5. Conclusions The implementation of the prototype hospital database has shown that the proposed secure database design methodology can be successfully applied at a complex real-life hospital environment. It has also been shown that in the prototype hospital database all the three aspects of security (secrecy, confidentiality and availability) were ensured with no significant overheads. More specifically, the secrecy (confidentiality) was preserved by allowing only the doctors to access the patient’s personal data and by creating cover stories for important people, for people who suffer from a sensitive disease, the hospital staff, etc.. Integrity was also preserved by providing for the users with the least possible privileges by forbidding every access to all the users and then allowing certain access types to certain users depending on their work at the hospital and with the use of security levels, which forbid the users to retrieve data, unless they are cleared for them. Finally, availability was also well preserved, since the performance overheads were relatively low, priority was assigned to the user transactions, depending on the user’s role in the hospital and the use of flags which allowed the users to have direct access to the most recent medical data (diagnoses, prescription, lab exam results, etc.). We believe therefore that the lessons learned from the implementation of the prototype secure hospital database SEC_AXEPA will be useful to other database designers, who will attempt a similar task in the future.

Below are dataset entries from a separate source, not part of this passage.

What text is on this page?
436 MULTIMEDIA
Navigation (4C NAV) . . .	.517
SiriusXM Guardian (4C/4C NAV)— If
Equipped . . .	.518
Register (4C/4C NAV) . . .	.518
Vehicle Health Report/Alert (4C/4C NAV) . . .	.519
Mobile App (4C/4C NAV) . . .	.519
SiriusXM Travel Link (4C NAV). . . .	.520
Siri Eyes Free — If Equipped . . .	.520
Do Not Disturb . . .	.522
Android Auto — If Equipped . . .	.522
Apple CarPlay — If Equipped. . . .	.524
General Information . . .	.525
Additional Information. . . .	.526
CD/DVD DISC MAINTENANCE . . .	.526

6. References [1] S. Castano, M. Fugini, G. Martella, P. Samarati, Database security, Addison Wesley publishing company, 1994. [2] G. Pangalos, M. Khair, L. Bozios, Enhancing medical database security, In: Journal of medical systems, USA, 1994. [3] G. Pangalos S. Katsikas, and D. Gritzalis, Medical database security guidelines, In: Computers and security journal, 1994. [4] G. Pangalos, M. Khair, L. Bozios, An integrated secure design of a medical database system, In: MEDINFO’95, The 8th world congress on medical informatics, Canada, 1995. [5] G. Pangalos, M. Khair, Design of secure medical database systems, In: IFIP/SEC’96, 12th international information security conference, 1996. [6] G. Pernul, Database security, Academic Press Inc., 1994.